While writing my novel I discovered that not only do I have an intimate relationship with my character (duh, they are my characters) but they have intimacies between each other as well, and different levels of it at that. And for my characters to become as real to a reader as they are to me, I have to show their intimacies so the reader can become intimate with them too. I will give an example of what I mean in an excerpt from the rough draft of my novel, Murder at the Primrose Inn (working title but it's growing on me). It is a scene between Walter, Colleen Disantis and her co-worker Darryl Johnston.
     "That was horrible," Walter groaned over his slice of pizza. He really wanted to wash it, and his cross examination, down with a beer or two.
       "I told you to watch him," Disantis said picking the pepperoni off her slice and patting the oil off the top. "You did fine, all things considered. And, in the end, you pulled it back out of the shitter."
       Darryl vigorously shook the parmesan cheese over his piece of the pie and picked up Colleen's discarded pepperoni. "You did okay. I would have come off the stand and decked the guy."

Courtesy of freedigitalphotos.net
Colleen and Darryl have worked together for so long he is comfortable picking up her pepperoni and she doesn't care that he does. That's intimacy. I like their dynamic.

My goal during the editing and revision process is to look at the way the characters have intimacy with each other and with themselves as well.
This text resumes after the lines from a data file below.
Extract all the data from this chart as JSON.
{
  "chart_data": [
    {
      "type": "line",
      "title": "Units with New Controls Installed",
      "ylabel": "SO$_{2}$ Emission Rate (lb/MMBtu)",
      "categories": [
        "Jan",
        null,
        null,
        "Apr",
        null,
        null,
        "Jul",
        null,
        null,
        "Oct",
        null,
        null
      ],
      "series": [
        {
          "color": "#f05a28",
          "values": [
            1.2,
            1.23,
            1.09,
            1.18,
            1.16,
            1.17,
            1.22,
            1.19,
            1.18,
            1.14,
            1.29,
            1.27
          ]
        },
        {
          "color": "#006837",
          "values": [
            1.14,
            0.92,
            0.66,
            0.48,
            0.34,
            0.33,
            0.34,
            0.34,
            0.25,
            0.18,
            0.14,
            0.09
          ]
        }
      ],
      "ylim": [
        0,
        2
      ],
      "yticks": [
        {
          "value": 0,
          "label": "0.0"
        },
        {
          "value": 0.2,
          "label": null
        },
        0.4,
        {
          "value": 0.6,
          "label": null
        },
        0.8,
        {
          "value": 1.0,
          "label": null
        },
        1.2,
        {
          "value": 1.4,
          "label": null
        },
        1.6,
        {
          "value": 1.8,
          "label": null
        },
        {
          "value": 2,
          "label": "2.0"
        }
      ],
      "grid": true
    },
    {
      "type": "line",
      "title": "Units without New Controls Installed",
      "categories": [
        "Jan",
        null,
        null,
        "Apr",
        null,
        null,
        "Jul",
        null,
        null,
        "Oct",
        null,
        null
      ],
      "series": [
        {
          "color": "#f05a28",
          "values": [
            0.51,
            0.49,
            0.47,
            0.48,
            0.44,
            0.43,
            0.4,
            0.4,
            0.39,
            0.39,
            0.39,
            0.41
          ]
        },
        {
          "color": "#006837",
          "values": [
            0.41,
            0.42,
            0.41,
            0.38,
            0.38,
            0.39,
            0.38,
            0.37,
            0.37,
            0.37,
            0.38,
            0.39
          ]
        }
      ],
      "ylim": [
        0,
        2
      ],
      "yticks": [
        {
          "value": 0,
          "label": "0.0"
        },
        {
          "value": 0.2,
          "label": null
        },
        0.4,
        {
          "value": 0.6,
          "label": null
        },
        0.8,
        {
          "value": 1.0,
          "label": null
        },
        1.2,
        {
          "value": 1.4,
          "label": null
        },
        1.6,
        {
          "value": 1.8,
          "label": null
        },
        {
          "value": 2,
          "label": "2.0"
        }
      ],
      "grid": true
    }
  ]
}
I hope that will make the readers feel as close to them and their story as I do.

Monday, February 4, 2013

Opposites Attract

courtesy of freedigitalphotos.net
It is a force of nature that opposites attract. We see this in magnets and on the molecular level between protons and electrons. We see it in relationships too. The perfect example is my husband and me. I can say this because we are the perfect couple and in many ways we are opposites. Yes, I am a planner and he is more spontaneous, but there's more to it than that.
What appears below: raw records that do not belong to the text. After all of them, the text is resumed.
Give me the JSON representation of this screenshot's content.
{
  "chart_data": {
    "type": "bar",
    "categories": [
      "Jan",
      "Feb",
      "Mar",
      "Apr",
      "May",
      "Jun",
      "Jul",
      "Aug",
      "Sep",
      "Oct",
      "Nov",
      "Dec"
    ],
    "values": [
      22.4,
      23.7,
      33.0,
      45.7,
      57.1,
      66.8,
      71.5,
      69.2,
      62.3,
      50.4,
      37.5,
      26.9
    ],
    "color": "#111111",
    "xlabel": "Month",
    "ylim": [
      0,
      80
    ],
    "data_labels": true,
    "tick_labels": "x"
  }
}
courtesy of freedigitalphotos.net
My husband is outdoorsy. He likes hiking and backpacking, camping, skiing, hunting, windsurfing (in his youth), and all manner of being outside. I, on the other hand, view the outdoors as that place I briefly passed through going from one temperature-controlled bug-free environment to another. I will admit, however, to having enjoyed sitting outside with a pitcher of sangria or dining al fresco in the evening, as long as it's not too hot or too buggy.

courtesy of freedigitalphotos.net

Hubby is also a morning person and I am a night person. He is up right at dawn, feet on the floor ready to start the day beginning with breakfast. I prefer sleeping in a little past sun up, then into the shower, have coffee and look for brunch. At night, my husband is ready to go to sleep shortly after sundown (I exaggerate), about 9:30 and I am looking to go do something fun. For those of you a certain age, the television show Green Acres should instantly pop into your heads. It's terrific because it works for us.

Opposites not only attract but they are attractive. How many times have we turned our heads for a double-take when we see a very tall person with a short person, even more fun if it is a tall woman with a short man. Even bi-racial couples still turn heads. There is a popular breakfast cereal that has made a commercial about opposites being attractive. Opposition is not bad. It is the whole Yin-Yang of the universe that actually binds us together. Opposites are not conflicting, but complimentary. They give us a different point of view, humor, and sometimes, just something different to think about. That's what makes them so attractive.

It works in writing. How many times have we enjoyed a book that made us think about something different? How often has an author employed the use of paradox to highlight a scene? Isn't there a protagonist and an antagonist? What about the opposition that is within all of us? Shouldn't that natural state also show up in our characters? Revisions are imminent and opposites must be included to keep the story strong and natural and attractive.